Life Changing Injury

Monday, October 09, 2006

On the Parkinson Formula

On the Parkinson Formula

by Dave Barrett

I don't think enough resistance to this formula is being expressed by payers groups. We all seem to have been blinded by the fact that a few payers may end up paying less than they are now.

This new (Parkinson) formula is a scourge. Once it starts in July 2008 payers will suddenly realise that they have been duped. We will then enter into another 18 years of protesting to get change. My belief is that we start a massive campaign against this formula now.

Unfortunately the government can't, or won't, break the nexus between spousal maintenance and child support. They use the child support system as a smokescreen to hide the fact that they are really making payers pay spousal maintenace - most probably to reduce welfare expenditure on single parent households.

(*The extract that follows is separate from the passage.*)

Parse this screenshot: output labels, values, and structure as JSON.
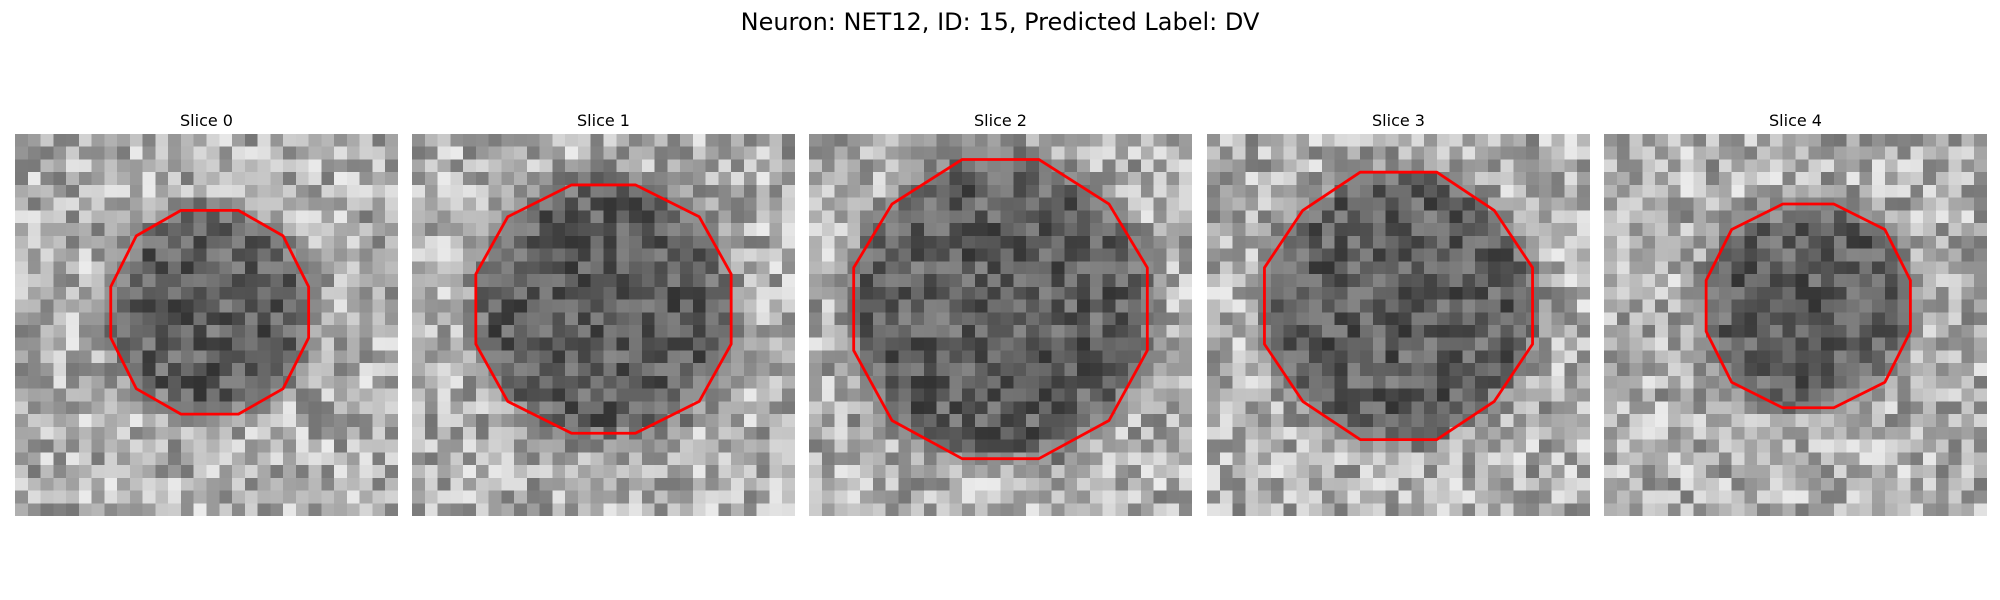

You've only got to look at what Parkinson claims is needed to support a child when the combined parental income is high to realise that the whole formula is falsely based. No child costs $15150 per year to provide an acceptable and adequate upbringing; yet, the Parkinson formula deems that to be the cost for a 13+yo whose parents have a combined child support income of $100000. Discretionary expenditure must be removed from determining the costs of children. If the parents want to buy little Johnny his own TV, designer clothes, $400 running shoes etc,etc then that is a decision for them but the cost of these unnecessary items should not be factored into the child support payment formula.

Payers (mostly fathers) want to pay and they like paying but the payments must be fair and not undiguised rip-off's designed to reduce government handouts to single parent families.

The only fair way to determine payments is to calculate the cost of giving children an adequate upbringing and then make each parent liable for half that amount regardless of their respective incomes. A parent would then only pay the other if they had a lesser amount of care. So, in the case where the parents had 50/50 care neither parent would pay the other anything and at the other end of the scale if a parent had no care then that parent would pay the other all the amount he/she is liable for.

Linking the costs of children to income is silly - children cost a certain amount regardless of income. After all, we don't pay any other bills according to income. Traffic fines, mortgages, fuel, supermarket, solisitors fees etc,etc don't change according to income, so why child support?

Anyway, Paul, I must stop raving as I could go on for hours. I will have a look at your blog later and will let you know what I think. In the meantime keep up the good work.